No one answered, and the hair stood up on the back of Gabi’s neck. “He that dwelleth in the secret place of the Most High shall abide under the shadow of the Almighty …” she began. The 91st Psalm offered protection against the mazzikim most likely to be in a barren place like this if the “pests” were supernatural.
“¿Avó? It’s not funny now. Papai said you needed my help.”
A tent flap moved aside to let out her grandmother’s voice, her native Portuguese long since weathered soft by the pronunciations of a dozen different towns: “Gabriela Lúcia Costa Barros, is that fear in your voice?”
Gabi let out a breath of relief and then scoffed. “As if. Now, what are you doing in your-”
Her grandmother emerged, the long, barely-silvered braid pulled over her shoulder doing a poor job of hiding an arm in a sling. Her sun-darkened skin did even less to hide the vertical split and yellowing bruise on her cheekbone or the still-shiny black eye above it.

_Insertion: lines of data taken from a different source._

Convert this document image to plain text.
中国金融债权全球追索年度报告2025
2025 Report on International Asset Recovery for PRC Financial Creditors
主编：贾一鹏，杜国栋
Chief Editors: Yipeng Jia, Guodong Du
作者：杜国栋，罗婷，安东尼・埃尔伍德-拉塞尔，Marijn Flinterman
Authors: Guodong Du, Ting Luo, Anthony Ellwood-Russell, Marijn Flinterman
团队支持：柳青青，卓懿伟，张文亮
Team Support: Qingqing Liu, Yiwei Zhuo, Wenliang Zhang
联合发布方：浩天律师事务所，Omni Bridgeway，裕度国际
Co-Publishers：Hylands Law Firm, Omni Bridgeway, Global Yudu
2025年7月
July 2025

“¡Avó!” Gabi dropped her bag and sprang forward like a gazelle; her heart pounded like a young rabbit. “What the hell happened?”
“Gehenna, meu bem.”
“Seriously? You’re going to argue semantics at a time like-”
But her grandmother was shaking her head.
“Oh. You actually mean that.” Carefully, Gabi embraced her grandmother. “Papai said… but he didn’t want me to call DSO to send in a team, so I thought —”
Her grandmother smoothed a hand against Gabi’s cheek, bruised eyes soft with sorrow. “Sim. I’m sorry about Piotr, carinho. I liked the boy.”